After their initial optimized WordPress hosting effort DreamPress, DreamHost is now offering an updated version called DreamPress 2. With DreamPress, there is both good and bad news. On one hand, you get email included with your plan—which is generally not included in managed WordPress hosting plans. However, on the other hand DreamPress 2 does not include staging or an automated backup system.
Although the signup process itself is super easy for DreamPress 2, getting you website set up is another story. See the next section.
Account Setup and Control Panel
After signing up, you receive a welcome email saying that your account is ready. However, when I logged in, nothing was available on the control panel. Customer support informed me that it would take 30 to 45 minutes for the account setup process to complete—which is fine, but it would be nice to informed about that upfront.
There was also a problem receiving my WordPress admin password. Again, I had to contact support to resolve the issue. I was informed by them that there is sometimes an issue with the process.
As for the DreamPress control panel, it’s basically the same one you get with DreamHost’s shared hosting plan. For me, it’s a bit too busy—making features very hard to locate. And quite a few menu “options” are really upgrade promotions.
On the positive side, with DreamPress you get the ability to create email accounts—unlike most managed WordPress hosting plans. However, there isn’t any staging functionality, there isn’t an automated backup and restore mechanism, and you can only host one WordPress site per DreamPress account. We would certainly expect more from a managed hosting plan.

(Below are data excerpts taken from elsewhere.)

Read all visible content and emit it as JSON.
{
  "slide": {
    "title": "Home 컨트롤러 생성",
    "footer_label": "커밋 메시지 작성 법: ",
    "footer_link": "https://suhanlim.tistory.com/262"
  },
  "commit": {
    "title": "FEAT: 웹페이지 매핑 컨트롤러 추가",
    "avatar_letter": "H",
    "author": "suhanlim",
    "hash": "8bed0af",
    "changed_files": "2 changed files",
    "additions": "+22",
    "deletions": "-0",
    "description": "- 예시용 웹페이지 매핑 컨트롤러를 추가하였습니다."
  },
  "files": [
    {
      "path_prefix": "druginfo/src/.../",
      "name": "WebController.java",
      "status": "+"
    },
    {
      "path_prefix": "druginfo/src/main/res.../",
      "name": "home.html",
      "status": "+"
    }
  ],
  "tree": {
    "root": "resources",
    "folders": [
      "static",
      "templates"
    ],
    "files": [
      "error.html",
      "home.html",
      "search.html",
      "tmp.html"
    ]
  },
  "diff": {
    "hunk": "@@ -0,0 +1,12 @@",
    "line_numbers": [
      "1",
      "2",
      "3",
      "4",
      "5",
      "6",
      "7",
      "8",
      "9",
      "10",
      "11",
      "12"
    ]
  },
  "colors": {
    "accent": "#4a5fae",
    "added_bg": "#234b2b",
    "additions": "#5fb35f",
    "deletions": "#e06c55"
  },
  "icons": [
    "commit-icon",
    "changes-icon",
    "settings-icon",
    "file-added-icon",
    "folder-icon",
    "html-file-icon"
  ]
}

In terms of website speed and performance, DreamPress was all over the map in our testing. Sometimes speed was great. Sometimes it was so-so. And other times, not very good. Given that DreamPress includes VPS with their hosting plans, these inconsistent website speeds were somewhat disappointing.
I’ve always found DreamHost’s customer support agents to be very knowledgeable and helpful. The problem is that there are frequently long wait periods for a response via live chat. And sadly, that’s still the case with DreamPress. Once you get connected to a support person, things are fine. It’s just that there always seem to be delays in getting connected—even late at night.
While DreamPress 2 is fine for a personal WordPress site, we were definitely disappointed with the lack of several key features we consider vital for true managed WordPress hosting (i.e. automated daily backup, staging). We’re also disappointed that DreamHost hasn’t updated and simplified their control panel. And finally, support wait times continue to be longer than we’d like. Personally, I’m looking forward to DreamPress 3—which I hope will address these issues.